Session I.7 - Stochastic Computation
Tuesday, June 13, 15:30 ~ 16:00
Learning High-Dimensional McKean-Vlasov Forward-Backward Stochastic Differential Equations with General Distribution Dependence
Jiequn Han
Flatiron Institute, Simons Foundation, USA - This email address is being protected from spambots. You need JavaScript enabled to view it.
In this talk, we introduce a novel deep learning approach to solve McKean-Vlasov forward-backward stochastic differential equations (MV-FBSDEs), a core challenge in mean-field control and mean-field games. Our method overcomes limitations of existing techniques by addressing full distribution dependence in mean-field interactions.
By building on fictitious play, we transform the problem into repeatedly solving standard FBSDEs with explicit coefficient functions.
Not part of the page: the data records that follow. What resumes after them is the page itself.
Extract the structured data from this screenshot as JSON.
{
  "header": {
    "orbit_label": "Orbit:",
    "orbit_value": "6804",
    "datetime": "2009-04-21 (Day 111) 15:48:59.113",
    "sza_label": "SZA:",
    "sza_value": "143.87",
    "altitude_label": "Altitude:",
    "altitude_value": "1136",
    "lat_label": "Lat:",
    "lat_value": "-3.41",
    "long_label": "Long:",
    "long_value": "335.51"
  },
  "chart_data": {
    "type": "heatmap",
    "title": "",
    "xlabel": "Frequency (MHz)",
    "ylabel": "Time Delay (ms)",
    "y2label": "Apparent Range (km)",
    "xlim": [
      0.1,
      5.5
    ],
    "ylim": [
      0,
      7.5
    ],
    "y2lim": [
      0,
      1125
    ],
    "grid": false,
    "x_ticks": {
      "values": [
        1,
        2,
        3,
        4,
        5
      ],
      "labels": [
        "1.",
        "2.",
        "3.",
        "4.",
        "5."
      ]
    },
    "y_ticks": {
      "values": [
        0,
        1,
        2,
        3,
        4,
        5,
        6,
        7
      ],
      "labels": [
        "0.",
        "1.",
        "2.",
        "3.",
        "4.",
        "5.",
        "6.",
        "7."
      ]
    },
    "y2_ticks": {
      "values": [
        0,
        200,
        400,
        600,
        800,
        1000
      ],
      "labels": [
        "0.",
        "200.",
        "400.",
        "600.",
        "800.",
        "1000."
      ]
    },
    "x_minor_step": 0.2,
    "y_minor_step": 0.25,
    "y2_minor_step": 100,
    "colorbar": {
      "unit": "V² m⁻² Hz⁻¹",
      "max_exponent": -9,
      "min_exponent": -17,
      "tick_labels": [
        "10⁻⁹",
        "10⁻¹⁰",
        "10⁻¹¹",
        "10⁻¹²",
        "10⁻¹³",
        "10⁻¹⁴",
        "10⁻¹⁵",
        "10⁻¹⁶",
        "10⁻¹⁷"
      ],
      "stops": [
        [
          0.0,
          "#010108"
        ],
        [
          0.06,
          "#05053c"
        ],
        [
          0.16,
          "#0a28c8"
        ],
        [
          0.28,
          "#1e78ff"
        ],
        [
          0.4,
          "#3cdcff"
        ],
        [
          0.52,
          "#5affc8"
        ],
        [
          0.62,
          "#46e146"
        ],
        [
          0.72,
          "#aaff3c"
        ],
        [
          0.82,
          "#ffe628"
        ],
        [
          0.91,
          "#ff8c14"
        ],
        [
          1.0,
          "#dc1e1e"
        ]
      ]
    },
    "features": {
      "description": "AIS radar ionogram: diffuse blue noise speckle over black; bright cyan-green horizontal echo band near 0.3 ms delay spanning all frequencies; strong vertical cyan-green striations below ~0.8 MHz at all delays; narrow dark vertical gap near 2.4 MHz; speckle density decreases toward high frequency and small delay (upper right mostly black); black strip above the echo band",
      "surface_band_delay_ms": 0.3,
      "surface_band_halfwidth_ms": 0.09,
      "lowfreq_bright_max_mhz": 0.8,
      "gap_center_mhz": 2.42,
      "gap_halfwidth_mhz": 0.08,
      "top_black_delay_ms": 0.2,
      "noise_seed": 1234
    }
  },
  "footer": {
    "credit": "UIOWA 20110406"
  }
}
These coefficient functions are used to approximate the MV-FBSDEs' model coefficients with full distribution dependence, and are updated by solving another supervising learning problem using training data simulated from the last iteration's FBSDE solutions. We use deep neural networks to solve standard BSDEs and approximate coefficient functions in order to solve high-dimensional MV-FBSDEs. Under suitable assumptions, we demonstrate convergence without the curse of dimensionality using integral probability metrics. We present the numerical performance in high-dimensional MV-FBSDE problems, including a mean-field game example of the well-known Cucker-Smale model whose cost depends on the full distribution of the forward process.
Joint work with Ruimeng Hu (University of California, Santa Barbara, USA) and Jihao Long (Princeton University, USA).